Generac Holdings Inc. Non-Employee Director Compensation Policy
Exhibit 10.31
Generac Holdings, Inc.
Non-Employee Director Compensation Policy
1. Purpose and Scope. The Board of Directors of Generac Holdings, Inc. (the “Company”), to reflect the current compensation practices of the Company as approved by the Board, has set forth the following policy describing the amounts and form in which Non-Employee Directors of the Company shall be paid for their service in such capacity. This policy is not intended to supersede or modify the Company’s 2019 Equity Incentive Plan (“Incentive Plan”). Any terms herein, which are not otherwise defined, shall be as defined in the Incentive Plan. To the extent any terms or conditions contained within this policy conflict with the Incentive Plan, the Incentive Plan shall be determinative and controlling.
2. Eligibility. Each Non-Employee Director shall be eligible to receive the compensation provided hereunder. Directors who are also employees of the Company, its subsidiaries or affiliates do not receive additional compensation for service as a Director, and shall not be eligible to receive any compensation contemplated herein.
3. Retainer Fees.
3.1 Quarterly Retainer Fees. Each Non-Employee Director shall receive retainer fees in the amount of $22,500, whether in the form of cash or Shares (or otherwise permitted herein), that shall be made on a pro-rated quarterly basis commencing on the same date as the issuance of the Annual Stock Grant, and thereafter awarded following the second full business day after the date of the public disclosure of the Company’s financial results for each fiscal quarter (“Quarterly Retainer Fees”).
3.2 Additional Retainer Fees. Each Non-Employee Director who is appointed to serve as a Committee Chair or as the Lead Director shall receive additional retainer fees, whether in the form of cash or Shares (or otherwise permitted herein), that shall be made on a pro-rated quarterly basis commencing on the same date as the issuance of the Annual Stock Grant, and thereafter awarded following the second full business day after the date of the public disclosure of the Company’s financial results for each fiscal quarter (“Additional Retainer Fees,” and together with Quarterly Retainer Fees the “Retainer Fees”). The amount of the Additional Retainer Fees shall be as follows:
(a) The Chair of the Audit Committee shall be paid $5,000;
(b) The Chair of the Compensation Committee shall be paid $3,750;
(c) The Chair of the Nominating and Governance Committee shall be paid $3,125; and
(d) The Lead Director shall be paid $6,250.

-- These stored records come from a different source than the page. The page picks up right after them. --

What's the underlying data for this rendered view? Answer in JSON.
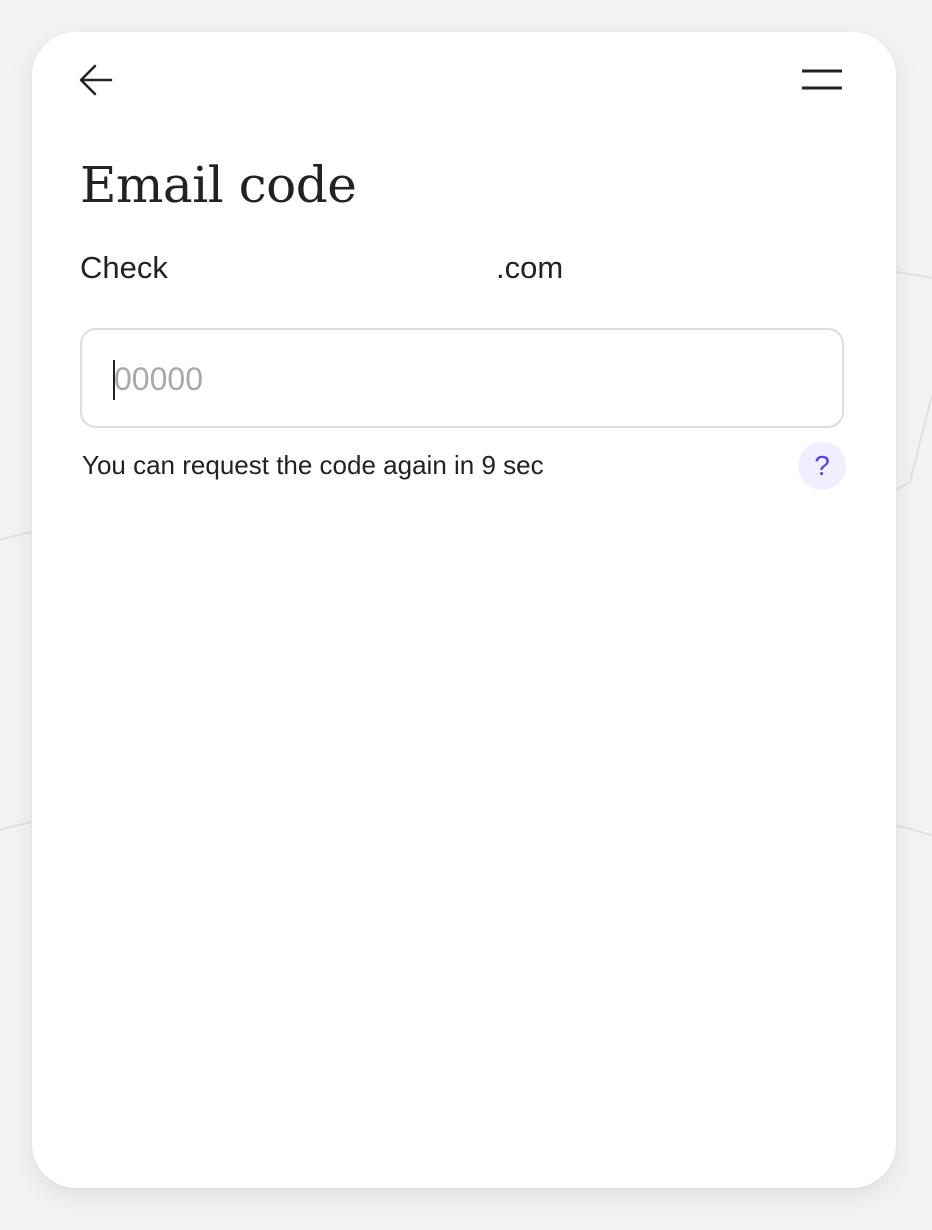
{
  "header": {
    "back_icon": "arrow-left-icon",
    "menu_icon": "hamburger-menu-icon"
  },
  "page": {
    "title": "Email code",
    "subtitle_prefix": "Check",
    "subtitle_email_suffix": ".com"
  },
  "code_input": {
    "value": "",
    "placeholder": "00000"
  },
  "resend": {
    "text": "You can request the code again in 9 sec"
  },
  "help": {
    "label": "?",
    "icon": "question-mark-icon"
  },
  "colors": {
    "accent": "#5b3fd6",
    "help_bg": "#f1efff",
    "text": "#222222",
    "placeholder": "#a9a9a9"
  }
}
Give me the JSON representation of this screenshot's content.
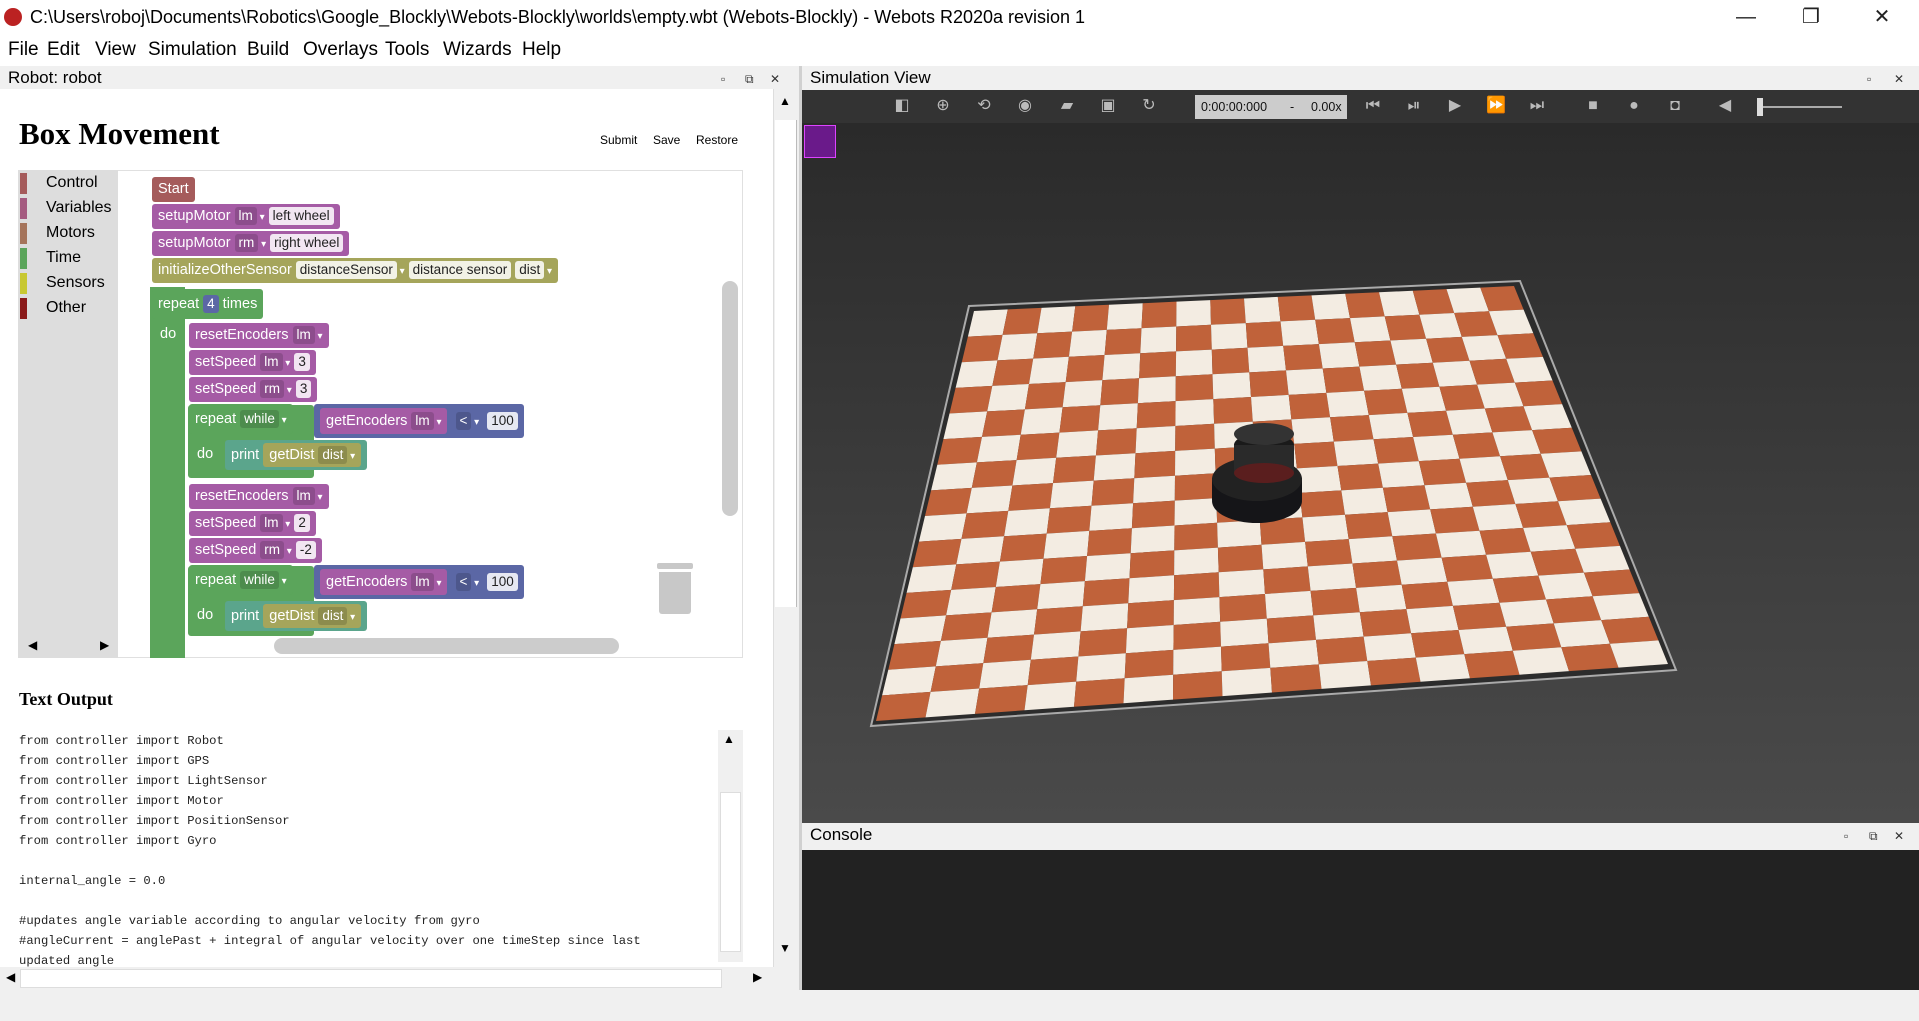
{
  "window": {
    "title": "C:\\Users\\roboj\\Documents\\Robotics\\Google_Blockly\\Webots-Blockly\\worlds\\empty.wbt (Webots-Blockly) - Webots R2020a revision 1",
    "minimize": "—",
    "restore": "❐",
    "close": "✕"
  },
  "menu": [
    "File",
    "Edit",
    "View",
    "Simulation",
    "Build",
    "Overlays",
    "Tools",
    "Wizards",
    "Help"
  ],
  "robot_panel": {
    "title": "Robot: robot",
    "heading": "Box Movement",
    "buttons": {
      "submit": "Submit",
      "save": "Save",
      "restore": "Restore"
    },
    "toolbox": [
      {
        "label": "Control",
        "color": "#a55b5b"
      },
      {
        "label": "Variables",
        "color": "#a55b80"
      },
      {
        "label": "Motors",
        "color": "#a5745b"
      },
      {
        "label": "Time",
        "color": "#5ba55b"
      },
      {
        "label": "Sensors",
        "color": "#c8c832"
      },
      {
        "label": "Other",
        "color": "#8b1a1a"
      }
    ],
    "blocks": {
      "start": "Start",
      "setupMotor": "setupMotor",
      "lm": "lm",
      "rm": "rm",
      "left_wheel": "left wheel",
      "right_wheel": "right wheel",
      "initializeOtherSensor": "initializeOtherSensor",
      "distanceSensor": "distanceSensor",
      "distance_sensor": "distance sensor",
      "dist": "dist",
      "repeat": "repeat",
      "times_count": "4",
      "times": "times",
      "do": "do",
      "resetEncoders": "resetEncoders",
      "setSpeed": "setSpeed",
      "speed1": "3",
      "speed2": "2",
      "speed3": "-2",
      "while": "while",
      "getEncoders": "getEncoders",
      "lt": "<",
      "hundred": "100",
      "print": "print",
      "getDist": "getDist"
    },
    "text_output_heading": "Text Output",
    "code_lines": "from controller import Robot\nfrom controller import GPS\nfrom controller import LightSensor\nfrom controller import Motor\nfrom controller import PositionSensor\nfrom controller import Gyro\n\ninternal_angle = 0.0\n\n#updates angle variable according to angular velocity from gyro\n#angleCurrent = anglePast + integral of angular velocity over one timeStep since last\nupdated angle"
  },
  "simulation": {
    "title": "Simulation View",
    "time": "0:00:00:000",
    "dash": "-",
    "speed": "0.00x"
  },
  "console": {
    "title": "Console"
  },
  "colors": {
    "floor_dark": "#c0623a",
    "floor_light": "#f3ece2",
    "bg_dark": "#2e2e2e"
  }
}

4. Annual Stock Grant. Annually, on a pro-rated basis as applicable, each Non-Employee Director will receive an award of Shares in the amount of $125,000. Except as otherwise provided herein, such Annual Stock Grant will be issued in non-restricted Shares, which shall be fully vested on the date of the award grant. Unless otherwise specified by the Board, the Annual Stock Grant shall be awarded following the second full business day after the date of the public disclosure of the Company’s financial results for the first quarter of the fiscal year.
5. Form of Award.
(a) Subject to the limitations otherwise set forth herein, each Non-Employee Director may choose to receive some or all of his or her Retainer Fees and Annual Stock Grant in (i) cash, (ii) vested Shares, or (iii) Deferred Stock Units (“DSU”).
(b) Any election regarding the form of payment as provided in Section 5(a) must be received by the Company, within the time period pre-determined by the Company, and in writing in accordance with the manner, form and guidelines established by the Company, as may be amended from time to time by the Board.
(c) To the extent a Non-Employee Director elects to receive all or a portion of his or her Retainer Fees or Annual Stock Grant in DSUs under Section 5(a)(iii), such DSUs shall be granted in accordance with, and subject to, the terms and conditions of the Company’s Deferred Stock Unit Plan for Non-Employee Directors effective April 1, 2017, and as may be amended.
(d) Notwithstanding anything to the contrary herein, Non-Employee Directors may not elect to receive cash in lieu of Shares for the Annual Stock Grant unless he or she has met the stock ownership target requirements set forth in Section 7.
6. Reimbursement of Expenses. The Company shall reimburse each Non-Employee Director for his or her reasonable business expenses incurred in connection with the performance of his or her duties, including reasonable travel and other expenses incurred by the Non-Employee Director to attend Board and Committee meetings. Each Non-Employee Director shall provide to the Company such receipts and other records related to such reimbursable expenses as the Company may require.
7. Stock Ownership Target Requirements. Non-Employee Directors must own, within five years of their initial election to the Board, Shares having a value equal to five times the amount of their Quarterly Retainer Fees. Stock ownership for purposes of these guidelines includes Shares and DSUs.
8. Administration. The Compensation Committee has the authority to construe, interpret, prescribe, amend and rescind rules relating to the administration of Non-Employee Director Compensation, as well as the power to delegate such authority to any officer of the Company or their designee.